Der US-Amerikaner Ryan Stoll studierte Operngesang an der University of North Texas und am Boston Conservatory. Der Bass-Bariton, bekannt für seine charismatischen und energiegeladenen Auftritte auf der Opernbühne, hat bereits ein vielfältiges und manchmal eklektisches Repertoire gesungen, das von obskuren russischen Meisterwerken (Prinz Gudal in Rubinsteins „Der Dämon“) bis hin zu Rollen in Weltpremieren und Opernworkshops („Charlie“, „The Crash“; „Bindy McCall“, „Roscoe“; usw.) reicht.

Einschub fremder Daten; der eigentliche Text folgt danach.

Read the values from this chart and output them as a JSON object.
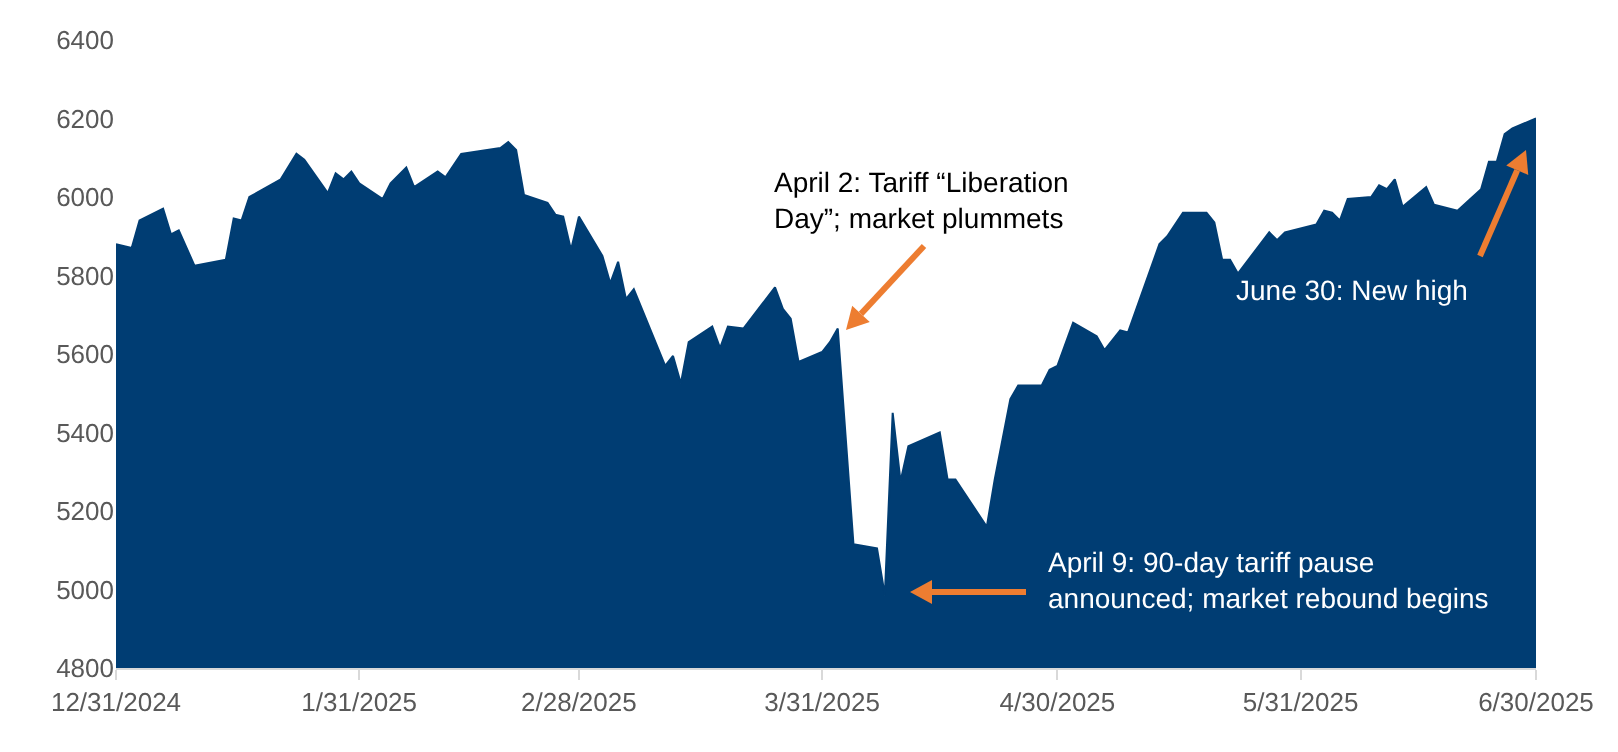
{
  "chart_data": {
    "type": "area",
    "color": "#003d73",
    "x": [
      "2024-12-31",
      "2025-01-02",
      "2025-01-03",
      "2025-01-06",
      "2025-01-07",
      "2025-01-08",
      "2025-01-10",
      "2025-01-14",
      "2025-01-15",
      "2025-01-16",
      "2025-01-17",
      "2025-01-21",
      "2025-01-23",
      "2025-01-24",
      "2025-01-27",
      "2025-01-28",
      "2025-01-29",
      "2025-01-30",
      "2025-01-31",
      "2025-02-03",
      "2025-02-04",
      "2025-02-06",
      "2025-02-07",
      "2025-02-10",
      "2025-02-11",
      "2025-02-13",
      "2025-02-18",
      "2025-02-19",
      "2025-02-20",
      "2025-02-21",
      "2025-02-24",
      "2025-02-25",
      "2025-02-26",
      "2025-02-27",
      "2025-02-28",
      "2025-03-03",
      "2025-03-04",
      "2025-03-05",
      "2025-03-06",
      "2025-03-07",
      "2025-03-11",
      "2025-03-12",
      "2025-03-13",
      "2025-03-14",
      "2025-03-17",
      "2025-03-18",
      "2025-03-19",
      "2025-03-21",
      "2025-03-25",
      "2025-03-26",
      "2025-03-27",
      "2025-03-28",
      "2025-03-31",
      "2025-04-01",
      "2025-04-02",
      "2025-04-04",
      "2025-04-07",
      "2025-04-08",
      "2025-04-09",
      "2025-04-10",
      "2025-04-11",
      "2025-04-15",
      "2025-04-16",
      "2025-04-17",
      "2025-04-21",
      "2025-04-22",
      "2025-04-24",
      "2025-04-25",
      "2025-04-28",
      "2025-04-29",
      "2025-04-30",
      "2025-05-02",
      "2025-05-05",
      "2025-05-06",
      "2025-05-08",
      "2025-05-09",
      "2025-05-13",
      "2025-05-14",
      "2025-05-16",
      "2025-05-19",
      "2025-05-20",
      "2025-05-21",
      "2025-05-22",
      "2025-05-23",
      "2025-05-27",
      "2025-05-28",
      "2025-05-29",
      "2025-06-02",
      "2025-06-03",
      "2025-06-04",
      "2025-06-05",
      "2025-06-06",
      "2025-06-09",
      "2025-06-10",
      "2025-06-11",
      "2025-06-12",
      "2025-06-13",
      "2025-06-16",
      "2025-06-17",
      "2025-06-20",
      "2025-06-23",
      "2025-06-24",
      "2025-06-25",
      "2025-06-26",
      "2025-06-27",
      "2025-06-30"
    ],
    "values": [
      5880,
      5870,
      5940,
      5970,
      5905,
      5915,
      5825,
      5840,
      5945,
      5940,
      6000,
      6045,
      6110,
      6095,
      6010,
      6060,
      6045,
      6065,
      6035,
      5995,
      6035,
      6075,
      6025,
      6065,
      6050,
      6110,
      6125,
      6140,
      6120,
      6005,
      5985,
      5955,
      5950,
      5865,
      5950,
      5850,
      5780,
      5835,
      5740,
      5765,
      5570,
      5595,
      5525,
      5630,
      5670,
      5615,
      5670,
      5665,
      5770,
      5715,
      5690,
      5580,
      5605,
      5630,
      5665,
      5115,
      5105,
      4985,
      5450,
      5275,
      5365,
      5400,
      5280,
      5280,
      5160,
      5280,
      5485,
      5520,
      5520,
      5560,
      5570,
      5680,
      5645,
      5610,
      5660,
      5655,
      5880,
      5900,
      5960,
      5960,
      5935,
      5840,
      5840,
      5805,
      5910,
      5890,
      5910,
      5930,
      5965,
      5960,
      5940,
      5995,
      6000,
      6030,
      6020,
      6045,
      5975,
      6025,
      5980,
      5965,
      6020,
      6090,
      6090,
      6160,
      6175,
      6200
    ],
    "xlim": [
      "2024-12-31",
      "2025-06-30"
    ],
    "xticks": [
      {
        "value": "2024-12-31",
        "label": "12/31/2024"
      },
      {
        "value": "2025-01-31",
        "label": "1/31/2025"
      },
      {
        "value": "2025-02-28",
        "label": "2/28/2025"
      },
      {
        "value": "2025-03-31",
        "label": "3/31/2025"
      },
      {
        "value": "2025-04-30",
        "label": "4/30/2025"
      },
      {
        "value": "2025-05-31",
        "label": "5/31/2025"
      },
      {
        "value": "2025-06-30",
        "label": "6/30/2025"
      }
    ],
    "ylim": [
      4800,
      6400
    ],
    "yticks": [
      4800,
      5000,
      5200,
      5400,
      5600,
      5800,
      6000,
      6200,
      6400
    ],
    "grid": false,
    "annotations": [
      "April 2: Tariff “Liberation Day”; market plummets",
      "April 9: 90-day tariff pause announced; market rebound begins",
      "June 30: New high"
    ]
  }
}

In jüngster Zeit hat Ryan Stoll das Publikum in Deutschland begeistert, zunächst mit seinem Debüt als Sir Colonel Francis Chesney in „Charleys Tante“, später als Maestro Spinelloccio in „Gianni Schicchi“ und Charlie in der Weltpremierenproduktion von Russel Hepplewhites „The Crash“, für die er als „ein Bass mit Riesenvolumen“ gelobt wurde.
Zu den Höhepunkten seiner Karriere gehören: Jailer in „The Trial at Rouen“ mit Odyssey Opera und Boston Modern Orchestra Project (GRAMMY-nominiert für die beste Opernaufnahme 2021); Colline in Boston Opera Collaborative's innovativer Produktion von „La Bohème“ in der Turtle Swamp Brewery; und Guy Cotter in dem epischen „Everest“ von Joby Talbott in einer Produktion des Chicago Opera Theater im Harris Theater in Chicago. Zu weitere Partien seines Repertoires zählen Masetto („Don Giovanni“), Hajny („Rusalka“), Dottore Grenvil und Barone Duphol („La Traviata“) und l'Imperial Commissario und Zio Bonzo („Madama Butterfly“).